Speaking the Truth to Stop Racism Against Native Americans | Commentary
The United States’ historically racist Indian affairs policy cost Native Americans millions of lives and millions of acres of land. At a recent hearing, Rep. Norma J. Torres, D-Calif., acknowledged the devastation wrought by the allotment policy on American-Indian nations and tribes. She is our new hero in Native American country.
Don Young of Alaska, chairman of House Natural Resources Subcommittee on Indian, Insular Affairs and Alaska Natives, is a longtime friend of Indian country. Yet his staff committed an error in preparing for a hearing held on Native American land issues on May 14.
Ominously, the hearing was titled, “Inadequate Standards for Trust Land Acquisition in the Indian Reorganization Act of 1934.” In framing the issue, the staff relied on Supreme Court Justice Antonin Scalia’s dissent in South Dakota v. Department of Interior. In that case, South Dakota brought a constitutional law non-delegation doctrine challenge to Interior’s authority to acquire Indian trust land for Indians and tribes under the Indian Reorganization Act of 1934. After the 8th Circuit held for the state, Interior developed rules to allow for timely judicial review. The Supreme Court vacated and remanded the 8th Circuit decision, declining to hear the challenge. Scalia dissented.

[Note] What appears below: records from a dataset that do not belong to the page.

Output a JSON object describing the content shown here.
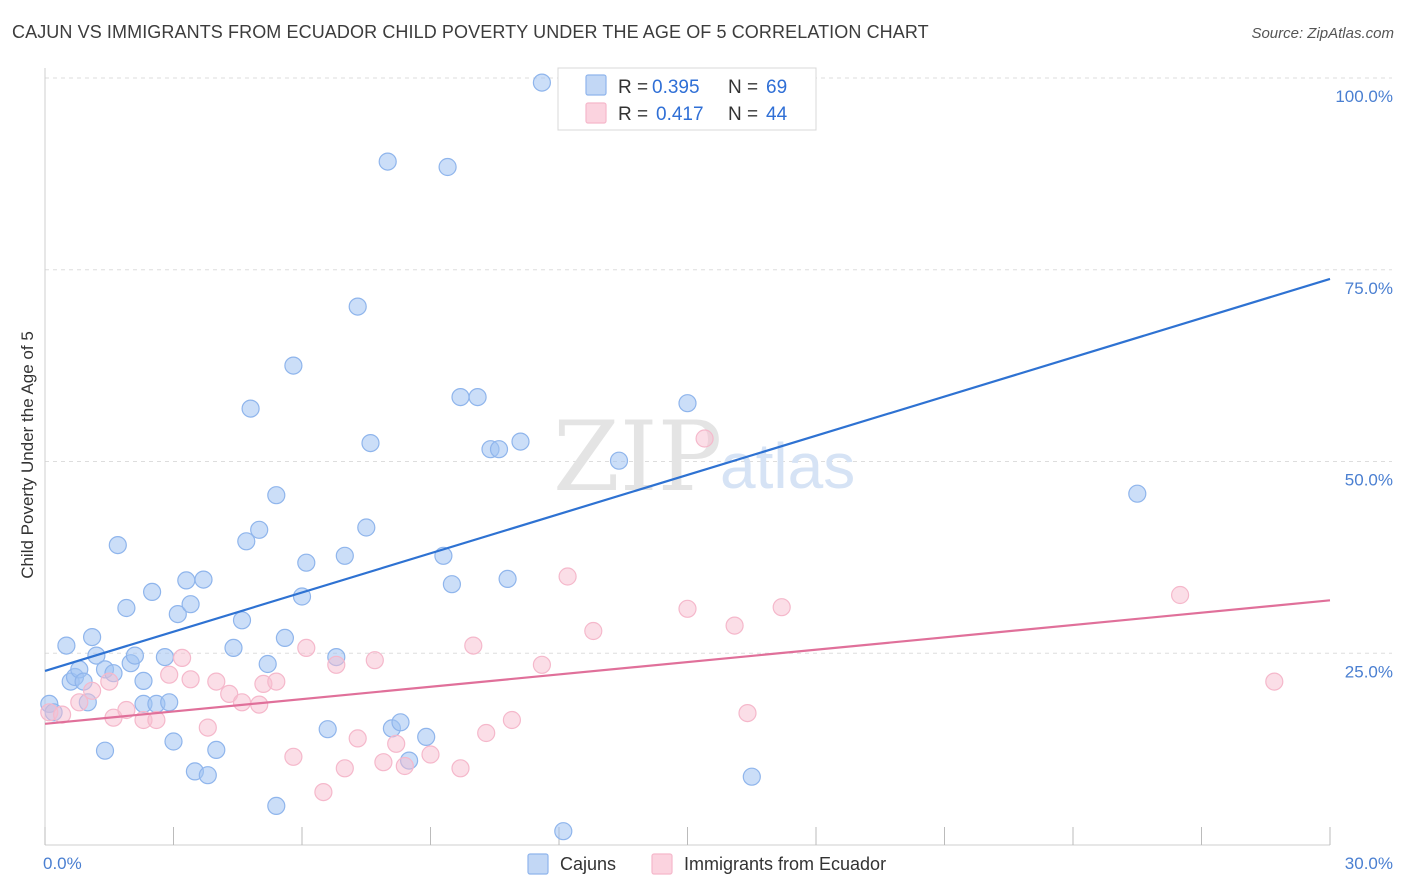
{
  "title": "CAJUN VS IMMIGRANTS FROM ECUADOR CHILD POVERTY UNDER THE AGE OF 5 CORRELATION CHART",
  "source": "Source: ZipAtlas.com",
  "watermark": {
    "zip": "ZIP",
    "atlas": "atlas"
  },
  "chart_data": {
    "type": "scatter",
    "title": "CAJUN VS IMMIGRANTS FROM ECUADOR CHILD POVERTY UNDER THE AGE OF 5 CORRELATION CHART",
    "xlabel": "",
    "ylabel": "Child Poverty Under the Age of 5",
    "xlim": [
      0,
      30
    ],
    "ylim": [
      0,
      100
    ],
    "x_tick_labels": [
      "0.0%",
      "30.0%"
    ],
    "y_ticks": [
      25,
      50,
      75,
      100
    ],
    "y_tick_labels": [
      "25.0%",
      "50.0%",
      "75.0%",
      "100.0%"
    ],
    "grid": true,
    "legend_position": "top-center",
    "series": [
      {
        "name": "Cajuns",
        "color": "#8fb5ec",
        "line_color": "#2e72d2",
        "r_label": "R =",
        "r_value": "0.395",
        "n_label": "N =",
        "n_value": "69",
        "trend": {
          "x": [
            0,
            30
          ],
          "y": [
            22.7,
            73.8
          ]
        },
        "points": [
          [
            0.1,
            18.4
          ],
          [
            0.2,
            17.3
          ],
          [
            0.5,
            26.0
          ],
          [
            0.6,
            21.3
          ],
          [
            0.7,
            21.9
          ],
          [
            0.8,
            22.9
          ],
          [
            0.9,
            21.3
          ],
          [
            1.0,
            18.6
          ],
          [
            1.1,
            27.1
          ],
          [
            1.2,
            24.7
          ],
          [
            1.4,
            12.3
          ],
          [
            1.4,
            22.9
          ],
          [
            1.6,
            22.4
          ],
          [
            1.7,
            39.1
          ],
          [
            1.9,
            30.9
          ],
          [
            2.0,
            23.7
          ],
          [
            2.1,
            24.7
          ],
          [
            2.3,
            18.4
          ],
          [
            2.3,
            21.4
          ],
          [
            2.5,
            33.0
          ],
          [
            2.6,
            18.4
          ],
          [
            2.8,
            24.5
          ],
          [
            2.9,
            18.6
          ],
          [
            3.0,
            13.5
          ],
          [
            3.1,
            30.1
          ],
          [
            3.3,
            34.5
          ],
          [
            3.4,
            31.4
          ],
          [
            3.5,
            9.6
          ],
          [
            3.7,
            34.6
          ],
          [
            3.8,
            9.1
          ],
          [
            4.0,
            12.4
          ],
          [
            4.4,
            25.7
          ],
          [
            4.6,
            29.3
          ],
          [
            4.7,
            39.6
          ],
          [
            4.8,
            56.9
          ],
          [
            5.0,
            41.1
          ],
          [
            5.2,
            23.6
          ],
          [
            5.4,
            45.6
          ],
          [
            5.4,
            5.1
          ],
          [
            5.6,
            27.0
          ],
          [
            5.8,
            62.5
          ],
          [
            6.0,
            32.4
          ],
          [
            6.1,
            36.8
          ],
          [
            6.6,
            15.1
          ],
          [
            6.8,
            24.5
          ],
          [
            7.0,
            37.7
          ],
          [
            7.3,
            70.2
          ],
          [
            7.5,
            41.4
          ],
          [
            7.6,
            52.4
          ],
          [
            8.0,
            89.1
          ],
          [
            8.1,
            15.2
          ],
          [
            8.3,
            16.0
          ],
          [
            8.5,
            11.0
          ],
          [
            8.9,
            14.1
          ],
          [
            9.3,
            37.7
          ],
          [
            9.4,
            88.4
          ],
          [
            9.5,
            34.0
          ],
          [
            9.7,
            58.4
          ],
          [
            10.1,
            58.4
          ],
          [
            10.4,
            51.6
          ],
          [
            10.6,
            51.6
          ],
          [
            10.8,
            34.7
          ],
          [
            11.1,
            52.6
          ],
          [
            11.6,
            99.4
          ],
          [
            12.1,
            1.8
          ],
          [
            13.4,
            50.1
          ],
          [
            15.0,
            57.6
          ],
          [
            16.5,
            8.9
          ],
          [
            25.5,
            45.8
          ]
        ]
      },
      {
        "name": "Immigrants from Ecuador",
        "color": "#f5b8cb",
        "line_color": "#e0709a",
        "r_label": "R =",
        "r_value": "0.417",
        "n_label": "N =",
        "n_value": "44",
        "trend": {
          "x": [
            0,
            30
          ],
          "y": [
            15.8,
            31.9
          ]
        },
        "points": [
          [
            0.1,
            17.3
          ],
          [
            0.4,
            17.0
          ],
          [
            0.8,
            18.6
          ],
          [
            1.1,
            20.1
          ],
          [
            1.5,
            21.3
          ],
          [
            1.6,
            16.6
          ],
          [
            1.9,
            17.6
          ],
          [
            2.3,
            16.3
          ],
          [
            2.6,
            16.3
          ],
          [
            2.9,
            22.2
          ],
          [
            3.2,
            24.4
          ],
          [
            3.4,
            21.6
          ],
          [
            3.8,
            15.3
          ],
          [
            4.0,
            21.3
          ],
          [
            4.3,
            19.7
          ],
          [
            4.6,
            18.6
          ],
          [
            5.0,
            18.3
          ],
          [
            5.1,
            21.0
          ],
          [
            5.4,
            21.3
          ],
          [
            5.8,
            11.5
          ],
          [
            6.1,
            25.7
          ],
          [
            6.5,
            6.9
          ],
          [
            6.8,
            23.5
          ],
          [
            7.0,
            10.0
          ],
          [
            7.3,
            13.9
          ],
          [
            7.7,
            24.1
          ],
          [
            7.9,
            10.8
          ],
          [
            8.2,
            13.2
          ],
          [
            8.4,
            10.3
          ],
          [
            9.0,
            11.8
          ],
          [
            9.7,
            10.0
          ],
          [
            10.0,
            26.0
          ],
          [
            10.3,
            14.6
          ],
          [
            10.9,
            16.3
          ],
          [
            11.6,
            23.5
          ],
          [
            12.2,
            35.0
          ],
          [
            12.8,
            27.9
          ],
          [
            15.0,
            30.8
          ],
          [
            15.4,
            53.0
          ],
          [
            16.1,
            28.6
          ],
          [
            16.4,
            17.2
          ],
          [
            17.2,
            31.0
          ],
          [
            26.5,
            32.6
          ],
          [
            28.7,
            21.3
          ]
        ]
      }
    ]
  }
}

Reliance on Scalia’s dissent shines new light on the 8th Circuit decision in South Dakota v. Interior, which was sitting in the dustbin of obscurity. Perhaps the staff did not realize the decision’s racist nature, where the 8th Circuit speculated the IRA “would permit the Secretary to purchase the Empire State Building in trust for a tribal chieftain as a wedding present.”
The truth is the IRA offers Indian tribes a chance for restorative justice. It authorizes the secretary to restore some of the lands that were stolen from us, lands to make our tribes whole again.
America’s wars against the Sioux Nation reflect its insatiable hunger for Indian lands. After Red Cloud fought to save the Powder River Country, the United States signed a treaty in 1868 pledging its “honor” to maintain peace so war could “forever cease” and our Lakota would have “absolute and undisturbed use” of our “permanent home,” the Great Sioux Reservation. While allowing allotment of land to individual Lakota families, the treaty prohibited land sales, unless three-quarters of adult men consented.
In 1873, President Ulysses S. Grant said U.S. Indian policy must be “civilization,” or it would have to be “extermination,” while Grant’s closest friend, General William T. Sherman, gave free ammunition to white hunters who slaughtered our buffalo for their hides.
In 1876, the U.S. Army attacked the Lakota at Wolf Mountain, the Rosebud, the Little Big Horn and Slim Buttes. The goal was to steal our Black Hills (the biggest gold mine in the Western Hemisphere, 7 million acres and 14 percent of South Dakota). The Army assassinated Chief Lame Deer and Crazy Horse.
Congress passed the Allotment Act in 1887. To make way for South Dakota statehood in 1889, the U.S. took 11 million acres from the Sioux Nation (22 percent of the state). Chief Sitting Bull stood against this theft. Statehood followed in November. The United States broke its promises again, cutting treaty food rations and starving our people after the slaughter of our buffalo. In 1890, the Standing Rock BIA agent ordered Sitting Bull arrested or killed. The BIA police shot him in the back and killed him. When the shooting started, the cavalry rode in. Sitting Bull’s people fled to Chief Big Foot at Cheyenne River, who was on his way to negotiate with the BIA and tribal leaders at Pine Ridge. When Chief Big Foot and his people were stopped at Wounded Knee by the 7th Cavalry, they were surrounded, the men and large boys were lined in front of guns and cannons, disarmed and the 7th Cavalry massacred more than 300 men, women and children.
That is the allotment policy. A committee memo refers to it as “humane.” Yet, the allotment policy was, is and always has been, an instrument of America’s genocide against Native Americans.
Torres stood up for Native Americans when she said, “The United States’ Allotment Policy, which robbed sovereign tribal nations of their ancestral land, was and has always been racist and misguided. The allotment era was a disaster for Indian country and has caused Native Americans significant and lasting damage . . . the loss of 90 million acres of land . . . and untold historical trauma still being felt today.”
She spoke the truth.
John Yellowbird Steele is president of the Oglala Sioux Tribe.